First Minister John Swinney’s visit to Shetland is a timely opportunity to move beyond slogans and look seriously at what a just transition must mean in practice.

Recent reporting on the Garth Wind Farm illustrates the contradictions. In September 2024, its operator, North Yell Development Council (NYDC), warned that changes to grid access could leave smaller, community-owned generators “continually switched off” in favour of larger export-led projects, threatening their viability [1].

Yet by June 2025 the same wind farm was described as a major success — financially stable, servicing its borrowing, and funding a wide range of community projects [2].

This leaves the public unclear whether the risks have been solved or simply sidelined.

Garth is often presented as a model of community ownership. At 4.5 MW it is tiny compared with the Energy Isles project (north Yell), consented for up to 200 MW [3]. Although Garth is connected to the local grid, it does not supply households at preferential rates. Electricity is sold on commercial terms, with proceeds used for community projects [4].

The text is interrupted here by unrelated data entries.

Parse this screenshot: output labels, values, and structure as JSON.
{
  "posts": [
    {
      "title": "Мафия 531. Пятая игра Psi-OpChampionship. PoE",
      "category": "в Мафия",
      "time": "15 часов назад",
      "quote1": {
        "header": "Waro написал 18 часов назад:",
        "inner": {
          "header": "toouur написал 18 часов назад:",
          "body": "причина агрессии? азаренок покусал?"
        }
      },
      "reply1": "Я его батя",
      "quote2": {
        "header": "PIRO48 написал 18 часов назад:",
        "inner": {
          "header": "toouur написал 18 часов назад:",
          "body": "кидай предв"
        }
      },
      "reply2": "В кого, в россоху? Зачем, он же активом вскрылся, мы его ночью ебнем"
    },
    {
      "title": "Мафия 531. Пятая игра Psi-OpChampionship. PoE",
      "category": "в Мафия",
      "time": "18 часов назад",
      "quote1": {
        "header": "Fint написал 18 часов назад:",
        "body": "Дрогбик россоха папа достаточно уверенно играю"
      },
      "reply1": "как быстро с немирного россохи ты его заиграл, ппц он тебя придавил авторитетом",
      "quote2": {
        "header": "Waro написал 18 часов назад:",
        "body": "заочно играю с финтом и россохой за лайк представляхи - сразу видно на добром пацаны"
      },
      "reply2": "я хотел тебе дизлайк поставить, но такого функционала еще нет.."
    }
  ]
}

Apart from a one-off £400 payment in 2023 — jointly funded with the National Lottery [5][6] — there are no direct reductions in household bills. NYDC’s website describes the 2023 scheme as “Shetland’s first Energy Grant Scheme,” a phrase that risked raising expectations of a regular payment [6].

From a household perspective, the income flow looks little different to a community benefit fund offered by a large energy corporation: projects are funded, but how much residents actually benefit is debatable. A community lunch paid for out of turbine revenue is not the same as having permanently lower fuel bills.

Community amenities such as a marina, housing investment and youth clubs are of course welcome, but they are indirect benefits; they do not address the urgent reality of extreme fuel poverty. Even projects often credited to Garth required outside funding, such as £140,000 from the Scottish Land Fund for the local Cullivoe shop [7].

Independent research has estimated Garth’s income at about £8,000 per capita [8], yet this has not translated into permanent energy security. A proportion of any income from community ownership should be ringfenced for direct relief from fuel poverty.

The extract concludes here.